訴状によりますと、さぬき市の県立石田高校の自転車競技部に所属していた生徒は、2025年7月、公道で練習中に起きた事故を保護者とともに警察へ届け出ようとしたところ、顧問の教諭から「警察を呼ぶと道路が使えなくなる」などと威圧的な言動を受けたとしています。
そして、警察に届け出たことをきっかけに約4週間後に行われたインターハイの会場で、顧問から「お前がチクった」「うちの部員に近づくな」などと暴言を吐かれたということです。
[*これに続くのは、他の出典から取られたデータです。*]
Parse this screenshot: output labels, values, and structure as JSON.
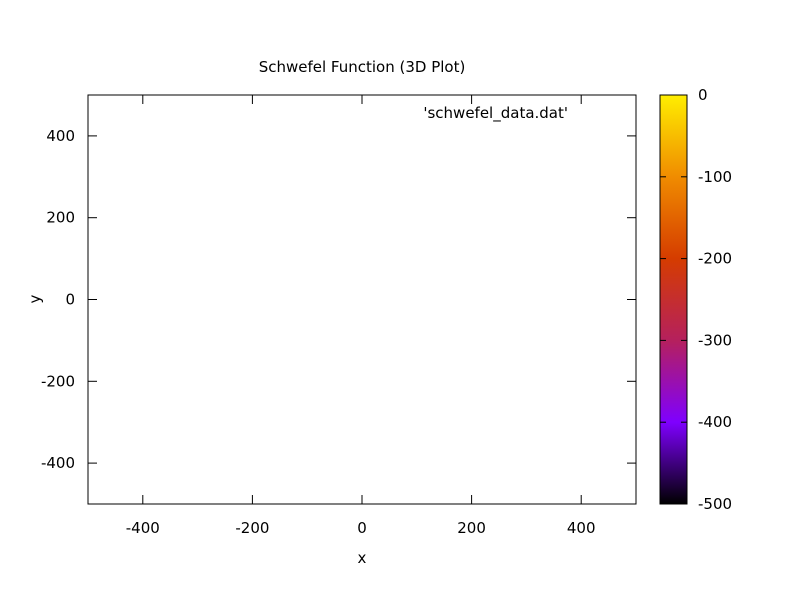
{
  "chart_data": {
    "type": "heatmap",
    "title": "Schwefel Function (3D Plot)",
    "xlabel": "x",
    "ylabel": "y",
    "xlim": [
      -500,
      500
    ],
    "ylim": [
      -500,
      500
    ],
    "xticks": [
      -400,
      -200,
      0,
      200,
      400
    ],
    "yticks": [
      -400,
      -200,
      0,
      200,
      400
    ],
    "xtick_labels": [
      "-400",
      "-200",
      "0",
      "200",
      "400"
    ],
    "ytick_labels": [
      "-400",
      "-200",
      "0",
      "200",
      "400"
    ],
    "legend": {
      "entries": [
        "'schwefel_data.dat'"
      ],
      "placement": "top-right"
    },
    "colorbar": {
      "range": [
        -500,
        0
      ],
      "ticks": [
        0,
        -100,
        -200,
        -300,
        -400,
        -500
      ],
      "tick_labels": [
        "0",
        "-100",
        "-200",
        "-300",
        "-400",
        "-500"
      ],
      "palette": [
        "#000000",
        "#7f00ff",
        "#b5205d",
        "#d53c00",
        "#f08c00",
        "#ffee00"
      ]
    },
    "grid": false,
    "series": [],
    "colors": {
      "frame": "#000000",
      "background": "#ffffff"
    }
  }
}
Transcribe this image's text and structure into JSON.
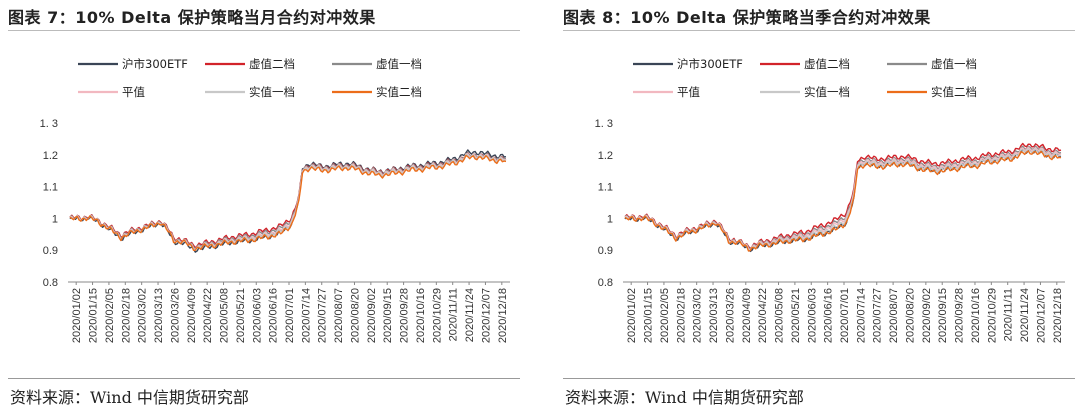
{
  "charts": [
    {
      "title": "图表 7：10% Delta 保护策略当月合约对冲效果",
      "source": "资料来源：Wind 中信期货研究部",
      "chart_data": {
        "type": "line",
        "ylim": [
          0.8,
          1.3
        ],
        "yticks": [
          0.8,
          0.9,
          1,
          1.1,
          1.2,
          1.3
        ],
        "ytick_labels": [
          "0.8",
          "0.9",
          "1",
          "1.1",
          "1.2",
          "1. 3"
        ],
        "xtick_labels": [
          "2020/01/02",
          "2020/01/15",
          "2020/02/05",
          "2020/02/18",
          "2020/03/02",
          "2020/03/13",
          "2020/03/26",
          "2020/04/09",
          "2020/04/22",
          "2020/05/08",
          "2020/05/21",
          "2020/06/03",
          "2020/06/16",
          "2020/07/01",
          "2020/07/14",
          "2020/07/27",
          "2020/08/07",
          "2020/08/20",
          "2020/09/02",
          "2020/09/15",
          "2020/09/28",
          "2020/10/16",
          "2020/10/29",
          "2020/11/11",
          "2020/11/24",
          "2020/12/07",
          "2020/12/18"
        ],
        "grid": false,
        "legend_position": "top",
        "base_x": [
          0,
          6,
          10,
          14,
          20,
          28,
          36,
          44,
          50,
          54,
          57,
          62,
          68,
          74,
          82,
          90,
          98,
          106,
          116,
          122,
          126,
          128,
          132,
          138,
          146,
          154,
          162,
          170,
          178,
          186,
          194,
          200,
          206,
          212,
          218,
          224,
          232,
          240
        ],
        "base_y": [
          1.0,
          1.0,
          1.005,
          0.995,
          0.975,
          0.94,
          0.96,
          0.975,
          0.99,
          0.96,
          0.93,
          0.925,
          0.905,
          0.91,
          0.92,
          0.93,
          0.935,
          0.945,
          0.96,
          0.99,
          1.06,
          1.16,
          1.175,
          1.165,
          1.17,
          1.175,
          1.16,
          1.15,
          1.155,
          1.165,
          1.17,
          1.175,
          1.18,
          1.19,
          1.205,
          1.21,
          1.2,
          1.195
        ],
        "series": [
          {
            "name": "沪市300ETF",
            "color": "#3a4556",
            "width": 1.4,
            "offset": -0.005,
            "scale": 1.02
          },
          {
            "name": "虚值二档",
            "color": "#d2232a",
            "width": 1.4,
            "offset": 0.012,
            "scale": 0.9
          },
          {
            "name": "虚值一档",
            "color": "#8a8a8a",
            "width": 1.4,
            "offset": 0.006,
            "scale": 0.93
          },
          {
            "name": "平值",
            "color": "#f2b8c0",
            "width": 1.4,
            "offset": 0.0,
            "scale": 0.95
          },
          {
            "name": "实值一档",
            "color": "#c8c8c8",
            "width": 1.4,
            "offset": -0.004,
            "scale": 0.96
          },
          {
            "name": "实值二档",
            "color": "#ec6d1a",
            "width": 1.4,
            "offset": -0.01,
            "scale": 0.97
          }
        ]
      }
    },
    {
      "title": "图表 8：10% Delta 保护策略当季合约对冲效果",
      "source": "资料来源：Wind 中信期货研究部",
      "chart_data": {
        "type": "line",
        "ylim": [
          0.8,
          1.3
        ],
        "yticks": [
          0.8,
          0.9,
          1,
          1.1,
          1.2,
          1.3
        ],
        "ytick_labels": [
          "0.8",
          "0.9",
          "1",
          "1.1",
          "1.2",
          "1. 3"
        ],
        "xtick_labels": [
          "2020/01/02",
          "2020/01/15",
          "2020/02/05",
          "2020/02/18",
          "2020/03/02",
          "2020/03/13",
          "2020/03/26",
          "2020/04/09",
          "2020/04/22",
          "2020/05/08",
          "2020/05/21",
          "2020/06/03",
          "2020/06/16",
          "2020/07/01",
          "2020/07/14",
          "2020/07/27",
          "2020/08/07",
          "2020/08/20",
          "2020/09/02",
          "2020/09/15",
          "2020/09/28",
          "2020/10/16",
          "2020/10/29",
          "2020/11/11",
          "2020/11/24",
          "2020/12/07",
          "2020/12/18"
        ],
        "grid": false,
        "legend_position": "top",
        "base_x": [
          0,
          6,
          10,
          14,
          20,
          28,
          36,
          44,
          50,
          54,
          57,
          62,
          68,
          74,
          82,
          90,
          98,
          106,
          116,
          122,
          126,
          128,
          132,
          138,
          146,
          154,
          162,
          170,
          178,
          186,
          194,
          200,
          206,
          212,
          218,
          224,
          232,
          240
        ],
        "base_y": [
          1.0,
          1.0,
          1.005,
          0.995,
          0.975,
          0.94,
          0.96,
          0.975,
          0.99,
          0.96,
          0.93,
          0.925,
          0.905,
          0.915,
          0.925,
          0.935,
          0.94,
          0.955,
          0.975,
          1.0,
          1.07,
          1.17,
          1.185,
          1.175,
          1.18,
          1.185,
          1.17,
          1.16,
          1.165,
          1.175,
          1.18,
          1.19,
          1.195,
          1.2,
          1.215,
          1.225,
          1.21,
          1.205
        ],
        "series": [
          {
            "name": "沪市300ETF",
            "color": "#3a4556",
            "width": 1.4,
            "offset": -0.01,
            "scale": 1.0
          },
          {
            "name": "虚值二档",
            "color": "#d2232a",
            "width": 1.4,
            "offset": 0.02,
            "scale": 0.95
          },
          {
            "name": "虚值一档",
            "color": "#8a8a8a",
            "width": 1.4,
            "offset": 0.01,
            "scale": 0.96
          },
          {
            "name": "平值",
            "color": "#f2b8c0",
            "width": 1.4,
            "offset": 0.004,
            "scale": 0.97
          },
          {
            "name": "实值一档",
            "color": "#c8c8c8",
            "width": 1.4,
            "offset": -0.003,
            "scale": 0.98
          },
          {
            "name": "实值二档",
            "color": "#ec6d1a",
            "width": 1.4,
            "offset": -0.012,
            "scale": 0.99
          }
        ]
      }
    }
  ]
}
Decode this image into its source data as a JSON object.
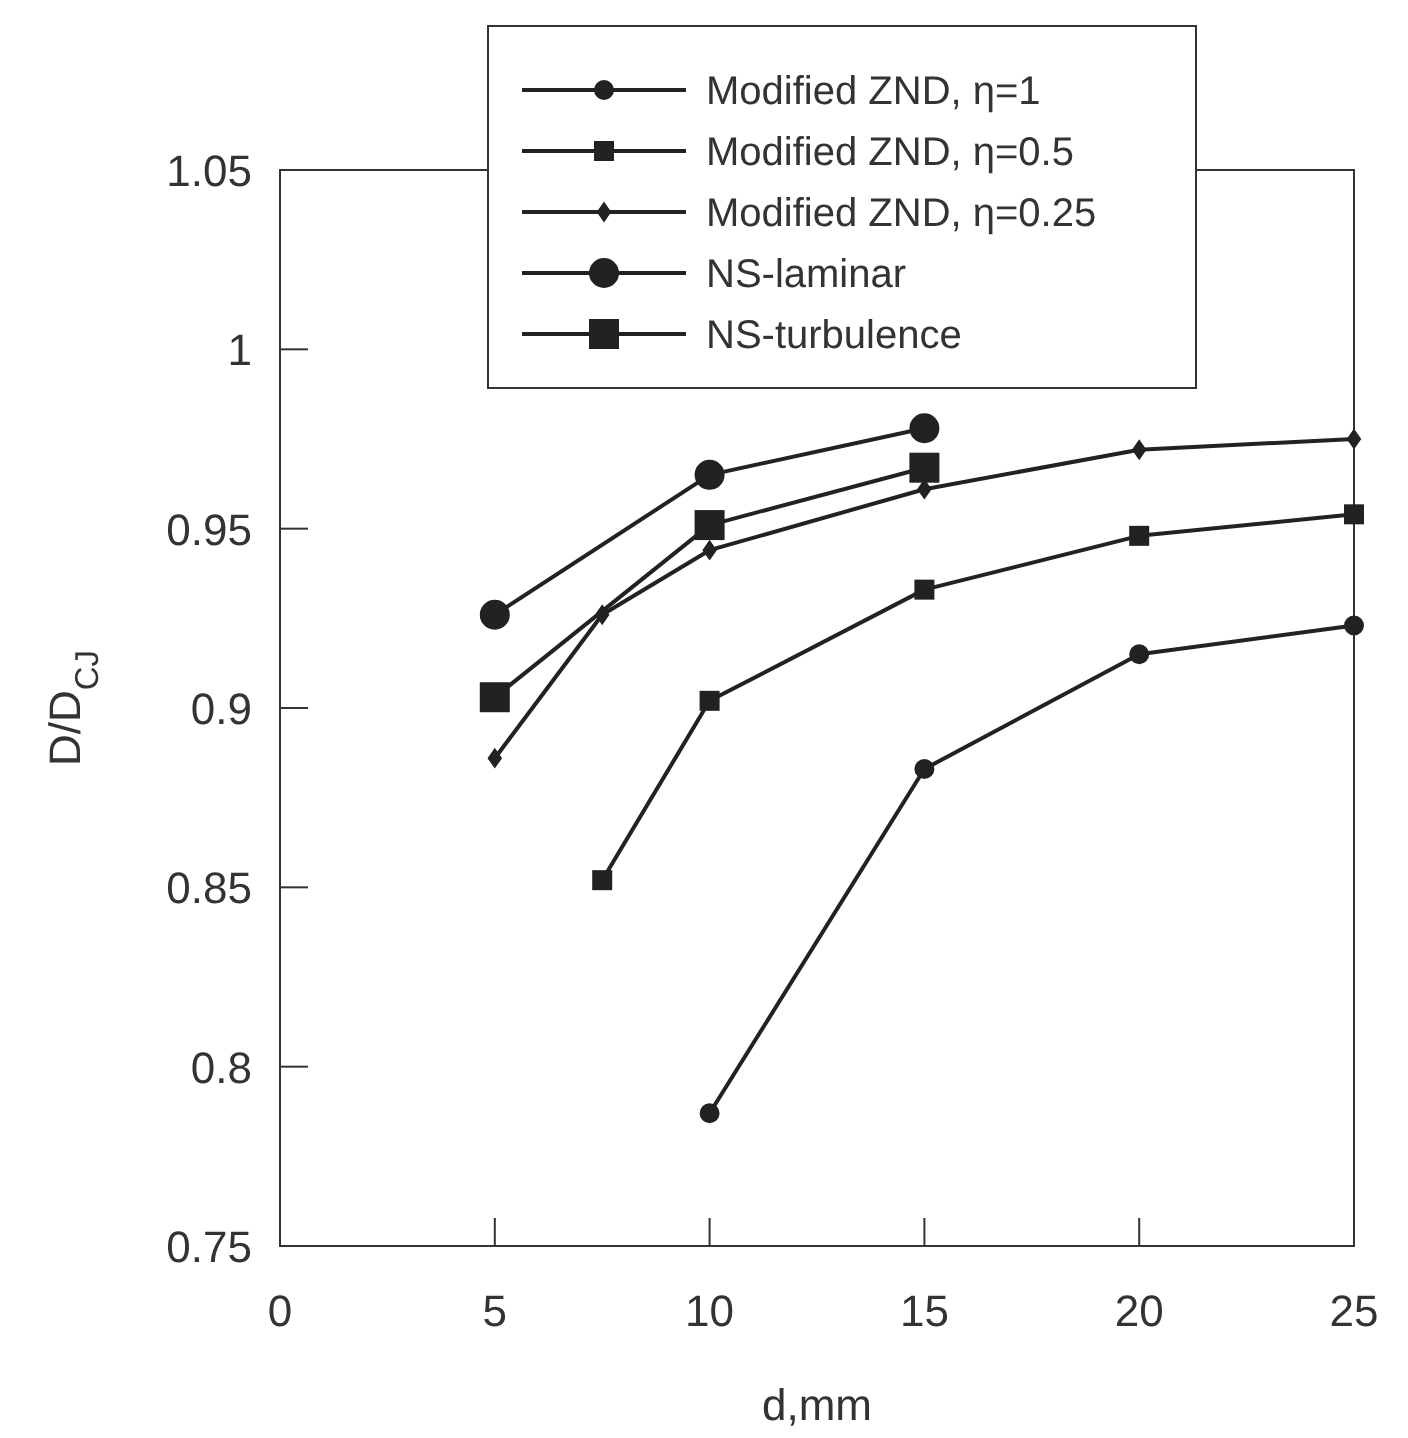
{
  "chart_data": {
    "type": "line",
    "xlabel": "d,mm",
    "ylabel": "D/D$_{CJ}$",
    "xlim": [
      0,
      25
    ],
    "ylim": [
      0.75,
      1.05
    ],
    "xticks": [
      0,
      5,
      10,
      15,
      20,
      25
    ],
    "yticks": [
      0.75,
      0.8,
      0.85,
      0.9,
      0.95,
      1,
      1.05
    ],
    "legend": "top",
    "grid": false,
    "line_style": "solid",
    "series": [
      {
        "name": "Modified ZND, η=1",
        "color": "#222222",
        "marker": "circle",
        "x": [
          10,
          15,
          20,
          25
        ],
        "values": [
          0.787,
          0.883,
          0.915,
          0.923
        ]
      },
      {
        "name": "Modified ZND, η=0.5",
        "color": "#222222",
        "marker": "square",
        "x": [
          7.5,
          10,
          15,
          20,
          25
        ],
        "values": [
          0.852,
          0.902,
          0.933,
          0.948,
          0.954
        ]
      },
      {
        "name": "Modified ZND, η=0.25",
        "color": "#222222",
        "marker": "diamond",
        "x": [
          5,
          7.5,
          10,
          15,
          20,
          25
        ],
        "values": [
          0.886,
          0.926,
          0.944,
          0.961,
          0.972,
          0.975
        ]
      },
      {
        "name": "NS-laminar",
        "color": "#222222",
        "marker": "circle",
        "x": [
          5,
          10,
          15
        ],
        "values": [
          0.926,
          0.965,
          0.978
        ]
      },
      {
        "name": "NS-turbulence",
        "color": "#222222",
        "marker": "square",
        "x": [
          5,
          10,
          15
        ],
        "values": [
          0.903,
          0.951,
          0.967
        ]
      }
    ]
  }
}
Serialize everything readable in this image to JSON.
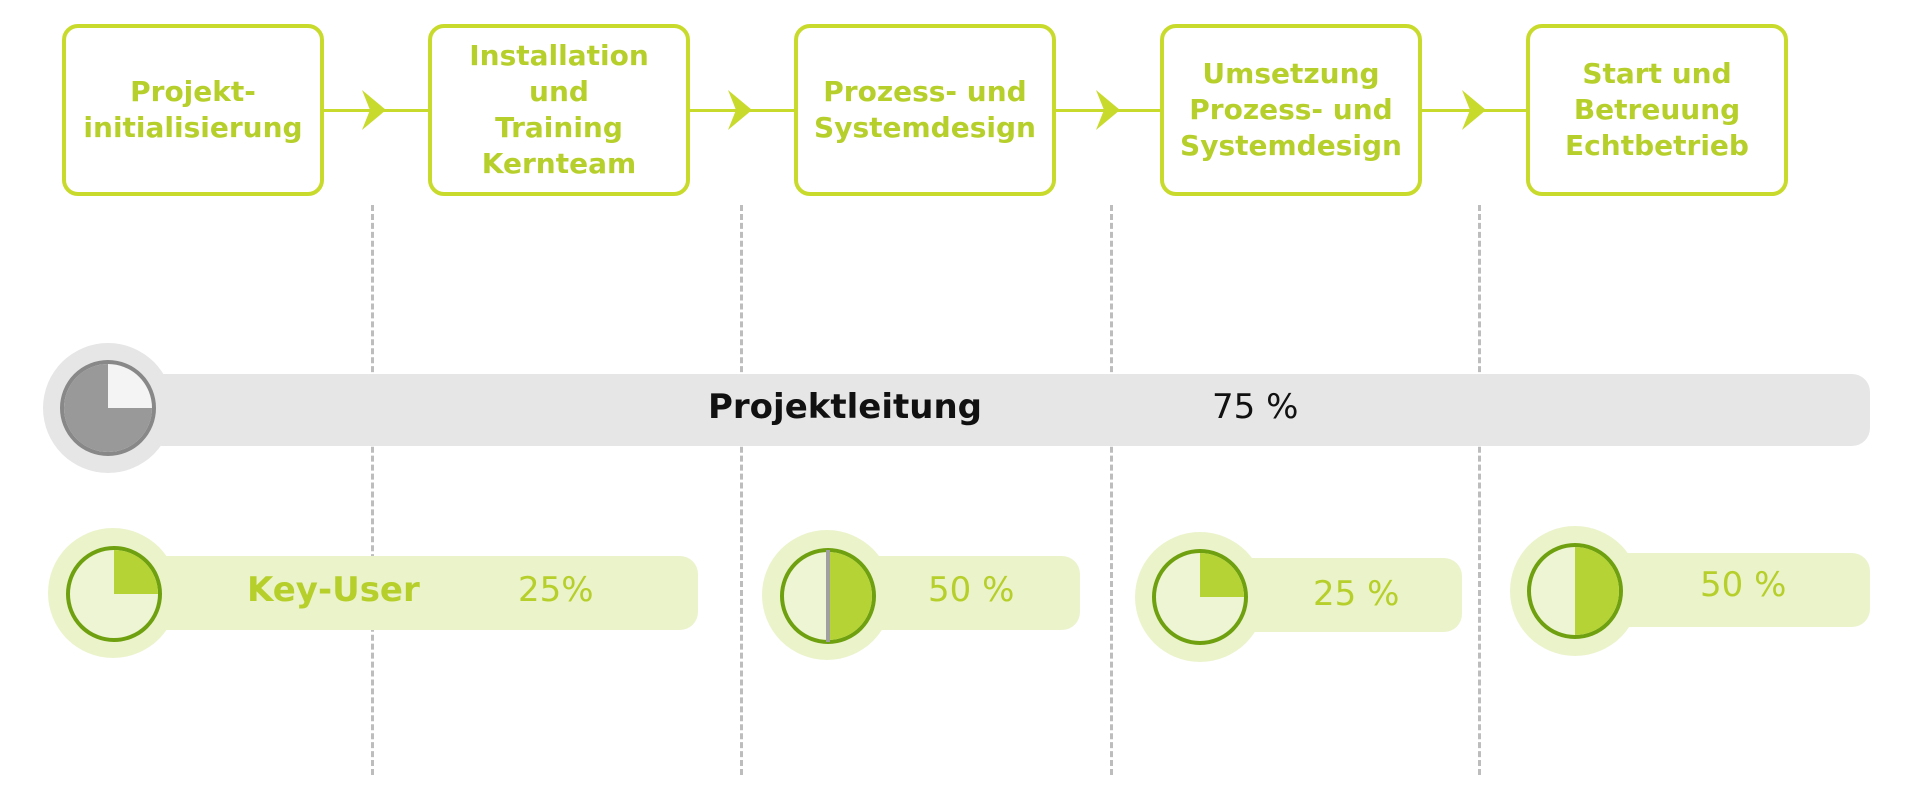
{
  "colors": {
    "accent": "#c8da2b",
    "accent_text": "#b7cf2a",
    "pie_green": "#b5d334",
    "pie_ring": "#6fa00f",
    "light_green": "#ebf3cb",
    "gray_bar": "#e6e6e6",
    "gray_pie": "#999999"
  },
  "phases": [
    {
      "label": "Projekt-\ninitialisierung"
    },
    {
      "label": "Installation\nund\nTraining\nKernteam"
    },
    {
      "label": "Prozess- und\nSystemdesign"
    },
    {
      "label": "Umsetzung\nProzess- und\nSystemdesign"
    },
    {
      "label": "Start und\nBetreuung\nEchtbetrieb"
    }
  ],
  "projektleitung": {
    "label": "Projektleitung",
    "percent_text": "75 %",
    "fraction": 0.75
  },
  "key_user": {
    "label": "Key-User",
    "segments": [
      {
        "percent_text": "25%",
        "fraction": 0.25
      },
      {
        "percent_text": "50 %",
        "fraction": 0.5
      },
      {
        "percent_text": "25 %",
        "fraction": 0.25
      },
      {
        "percent_text": "50 %",
        "fraction": 0.5
      }
    ]
  }
}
生徒は一連の言動でPTSDを発症して登校が困難となり転校を余儀なくされたとして、2026年5月、香川県に対し慰謝料など約1200万円の賠償を求める訴えを起こしました。
香川県教育委員会はKSBの取材に対し顧問に不適切な言動があったことは事実だと認め、「訴状の内容を精査して適切に対応したい」としています。 顧問の教諭に対しては懲戒処分には至らなかったものの、反省を促す「措置」を行ったとしていますが、その内容については基準に基づき公表していません。
7月17日に高松地裁で第一回弁論が行われます。